Angélique s'interposa.
– Attendez un peu, marquis. Il s'agit de savoir où le navire de ce matelot se trouve à l'ancre et si c'est dans la région que nous voulons atteindre, Tidmagouche près de Tormentine...
Il apparut qu'en effet c'était là que ces Bretons de Cornouaille avaient dressé leurs échafauds pour la saison d'été. Ils avaient un contrat depuis des « siècles » avec le vieux Parys dont Tidmagouche était la résidence d'été et le poste de traite.
– La « grave » est belle et la baie est vaste. Il y a du mouvement pour nous autres sans gêner le travail. Des navires de pirates viennent mouiller puis repartent. On se saoule un peu avec eux.
– N'y a-t-il pas là-bas, en ce moment, une grande dame française, la duchesse de Maudribourg ? interrogea Angélique d'un ton qu'elle voulait détaché.
– Oui-da, une belle garce ! Mais elle n'est pas pour nous. Elle est pour les pirates et pour le vieux. Après tout, je n'en sais rien. Elle n'est peut-être pour personne. Nous autres de la pêcherie, on ne se mêle pas à ce monde-là. On courtiserait bien un peu les filles qui l'accompagnent, mais elles sont sous bonne garde et puis en saison on travaille si dur qu'on n'est guère en forme et notre capitaine nous tient serrés.
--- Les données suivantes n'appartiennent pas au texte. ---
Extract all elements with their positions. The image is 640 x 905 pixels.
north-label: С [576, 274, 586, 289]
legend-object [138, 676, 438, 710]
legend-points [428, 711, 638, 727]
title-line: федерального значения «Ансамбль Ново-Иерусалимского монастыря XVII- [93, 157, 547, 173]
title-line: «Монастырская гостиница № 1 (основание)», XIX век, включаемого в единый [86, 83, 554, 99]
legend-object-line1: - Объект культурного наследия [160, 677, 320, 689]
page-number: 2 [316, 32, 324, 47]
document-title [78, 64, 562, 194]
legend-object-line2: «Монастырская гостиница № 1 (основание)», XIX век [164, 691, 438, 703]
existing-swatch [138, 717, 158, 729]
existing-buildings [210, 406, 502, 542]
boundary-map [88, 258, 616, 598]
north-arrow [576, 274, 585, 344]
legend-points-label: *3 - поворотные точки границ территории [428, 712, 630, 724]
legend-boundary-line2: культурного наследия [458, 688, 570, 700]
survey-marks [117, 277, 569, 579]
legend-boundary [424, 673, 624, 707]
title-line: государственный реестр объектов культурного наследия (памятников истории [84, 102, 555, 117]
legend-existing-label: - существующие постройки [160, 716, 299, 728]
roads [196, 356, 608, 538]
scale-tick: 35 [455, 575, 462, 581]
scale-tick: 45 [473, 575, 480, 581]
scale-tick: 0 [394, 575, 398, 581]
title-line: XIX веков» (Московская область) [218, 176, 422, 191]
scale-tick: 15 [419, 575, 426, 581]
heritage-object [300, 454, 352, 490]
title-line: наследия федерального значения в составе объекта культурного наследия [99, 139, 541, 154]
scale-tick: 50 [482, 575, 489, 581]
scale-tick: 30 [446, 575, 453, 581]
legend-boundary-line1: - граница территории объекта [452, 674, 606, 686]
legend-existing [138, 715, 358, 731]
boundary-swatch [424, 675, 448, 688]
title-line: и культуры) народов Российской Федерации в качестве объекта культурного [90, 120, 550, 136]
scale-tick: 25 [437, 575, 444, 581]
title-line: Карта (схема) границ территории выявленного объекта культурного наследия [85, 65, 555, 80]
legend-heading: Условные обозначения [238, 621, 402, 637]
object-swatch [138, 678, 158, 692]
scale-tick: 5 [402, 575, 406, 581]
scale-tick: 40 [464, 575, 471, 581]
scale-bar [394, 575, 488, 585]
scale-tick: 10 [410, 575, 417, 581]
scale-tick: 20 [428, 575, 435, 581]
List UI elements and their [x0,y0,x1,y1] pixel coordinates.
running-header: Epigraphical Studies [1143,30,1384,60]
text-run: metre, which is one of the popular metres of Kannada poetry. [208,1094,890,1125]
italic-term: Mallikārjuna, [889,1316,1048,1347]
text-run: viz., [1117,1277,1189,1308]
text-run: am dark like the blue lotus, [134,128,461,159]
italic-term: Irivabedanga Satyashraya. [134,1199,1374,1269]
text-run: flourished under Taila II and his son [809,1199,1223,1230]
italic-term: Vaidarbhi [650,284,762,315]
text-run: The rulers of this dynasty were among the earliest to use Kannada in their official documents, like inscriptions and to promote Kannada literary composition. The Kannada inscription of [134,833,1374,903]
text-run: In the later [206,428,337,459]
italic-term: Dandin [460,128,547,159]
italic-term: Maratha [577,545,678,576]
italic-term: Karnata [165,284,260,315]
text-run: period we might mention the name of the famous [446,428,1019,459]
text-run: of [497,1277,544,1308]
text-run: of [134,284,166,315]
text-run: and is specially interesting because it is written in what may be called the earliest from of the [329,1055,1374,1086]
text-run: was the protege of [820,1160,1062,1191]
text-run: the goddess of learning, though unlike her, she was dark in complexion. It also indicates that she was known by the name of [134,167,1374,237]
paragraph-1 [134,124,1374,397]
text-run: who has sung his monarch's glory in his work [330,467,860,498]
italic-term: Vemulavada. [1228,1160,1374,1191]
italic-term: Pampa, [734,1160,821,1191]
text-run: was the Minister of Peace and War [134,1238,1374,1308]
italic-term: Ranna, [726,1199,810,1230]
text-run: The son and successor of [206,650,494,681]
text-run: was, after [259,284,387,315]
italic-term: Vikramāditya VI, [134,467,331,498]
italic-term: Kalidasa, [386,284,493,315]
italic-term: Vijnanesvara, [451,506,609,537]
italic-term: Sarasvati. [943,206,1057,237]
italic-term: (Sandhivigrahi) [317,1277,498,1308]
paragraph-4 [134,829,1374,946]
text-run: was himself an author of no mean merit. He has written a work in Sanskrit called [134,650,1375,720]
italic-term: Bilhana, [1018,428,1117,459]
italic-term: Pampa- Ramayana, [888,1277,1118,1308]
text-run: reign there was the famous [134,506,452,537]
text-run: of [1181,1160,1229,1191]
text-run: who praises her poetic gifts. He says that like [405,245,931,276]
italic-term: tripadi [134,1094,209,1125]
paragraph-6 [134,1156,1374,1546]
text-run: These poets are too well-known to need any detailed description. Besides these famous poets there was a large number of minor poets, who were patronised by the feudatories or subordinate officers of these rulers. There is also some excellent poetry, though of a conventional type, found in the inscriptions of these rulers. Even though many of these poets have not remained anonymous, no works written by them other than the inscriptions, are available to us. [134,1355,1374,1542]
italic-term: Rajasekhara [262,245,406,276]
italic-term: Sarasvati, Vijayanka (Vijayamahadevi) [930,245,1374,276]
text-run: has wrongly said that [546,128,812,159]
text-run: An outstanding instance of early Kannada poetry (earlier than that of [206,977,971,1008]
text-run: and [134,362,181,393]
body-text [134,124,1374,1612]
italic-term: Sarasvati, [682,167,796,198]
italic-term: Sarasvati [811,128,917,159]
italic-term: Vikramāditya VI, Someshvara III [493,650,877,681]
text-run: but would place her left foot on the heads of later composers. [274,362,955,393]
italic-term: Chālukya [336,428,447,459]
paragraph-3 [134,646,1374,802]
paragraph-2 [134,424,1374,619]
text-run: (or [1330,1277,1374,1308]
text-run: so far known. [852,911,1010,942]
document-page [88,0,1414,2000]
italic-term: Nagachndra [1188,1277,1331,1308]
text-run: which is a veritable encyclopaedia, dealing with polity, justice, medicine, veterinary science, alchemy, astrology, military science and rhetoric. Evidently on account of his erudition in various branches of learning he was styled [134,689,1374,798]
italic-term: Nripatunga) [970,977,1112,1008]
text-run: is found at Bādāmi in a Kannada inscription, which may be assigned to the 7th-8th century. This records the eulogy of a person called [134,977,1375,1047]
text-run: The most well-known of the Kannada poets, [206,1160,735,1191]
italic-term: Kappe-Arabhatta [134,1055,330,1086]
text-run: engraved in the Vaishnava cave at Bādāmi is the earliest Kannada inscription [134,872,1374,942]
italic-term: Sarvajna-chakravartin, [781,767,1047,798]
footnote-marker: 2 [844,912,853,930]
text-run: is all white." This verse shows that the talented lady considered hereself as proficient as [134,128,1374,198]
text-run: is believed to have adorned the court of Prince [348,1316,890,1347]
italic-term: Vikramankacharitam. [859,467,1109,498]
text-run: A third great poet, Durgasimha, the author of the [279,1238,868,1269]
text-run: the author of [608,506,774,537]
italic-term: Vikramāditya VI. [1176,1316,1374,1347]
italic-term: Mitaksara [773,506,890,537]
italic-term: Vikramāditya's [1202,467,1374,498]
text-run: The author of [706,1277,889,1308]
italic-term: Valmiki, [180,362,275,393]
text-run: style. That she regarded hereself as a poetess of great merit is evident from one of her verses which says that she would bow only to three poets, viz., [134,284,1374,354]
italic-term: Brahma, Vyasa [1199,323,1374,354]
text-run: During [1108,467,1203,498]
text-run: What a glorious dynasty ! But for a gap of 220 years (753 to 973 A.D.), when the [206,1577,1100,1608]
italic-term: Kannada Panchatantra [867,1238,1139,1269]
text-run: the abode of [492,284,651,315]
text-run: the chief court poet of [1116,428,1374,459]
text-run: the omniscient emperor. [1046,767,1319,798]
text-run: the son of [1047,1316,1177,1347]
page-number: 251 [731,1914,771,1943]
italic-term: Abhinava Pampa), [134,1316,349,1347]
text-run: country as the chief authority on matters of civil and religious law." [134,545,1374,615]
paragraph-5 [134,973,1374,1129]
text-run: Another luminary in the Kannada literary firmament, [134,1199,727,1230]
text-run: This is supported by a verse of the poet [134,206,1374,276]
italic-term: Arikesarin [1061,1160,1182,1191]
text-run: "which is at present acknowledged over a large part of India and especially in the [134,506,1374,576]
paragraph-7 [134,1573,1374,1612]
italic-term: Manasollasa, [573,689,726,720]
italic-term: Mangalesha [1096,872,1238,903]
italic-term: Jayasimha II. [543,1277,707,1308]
Angélique redoutait que l'homme n'accolât le nom de Joffrey à celui d'Ambroisine. Mais il n'en souffla mot. Elle fut un peu lâche. Elle préféra ne pas poser de questions. Le marquis de Villedavray ouvrait des yeux exorbités.
– Comment ? Qu'ouïs-je ?... Qu'entends-je ? La duchesse est là-bas et vous le saviez ! Et vous ne me l'avez pas dit ? !...
– J'ai jugé cela superflu.
– Superflu ! C'est très grave, au contraire. Si j'avais su que cette coquine s'y trouvait, je ne serais pas venu de ce côté. Je me serais rendu à Shédiac avec Alexandre.
– Précisément ! Je voulais que vous veniez. J'ai besoin de votre témoignage.
– Ah ! Charmant ! Et qui vous a avertie de sa présence sur le golfe ?
– Marcelline !
– Et elle non plus ne m'a rien dit ! Voilà bien les femmes, s'exclama Villedavray amer, et outré, elles vous cajolent, vous entourent de soins, vous croyez qu'elles vous aiment... puis, à la première occasion, elles font alliance entre elles et vous envoient à la mort ou vous y entraînent sans le moindre scrupule.
Il se dirigea d'un pas résolu vers l'orée des bois.
– Je retourne.
– Non, le supplia Angélique en le rattrapant par ses basques. Vous ne pouvez pas m'abandonner ainsi.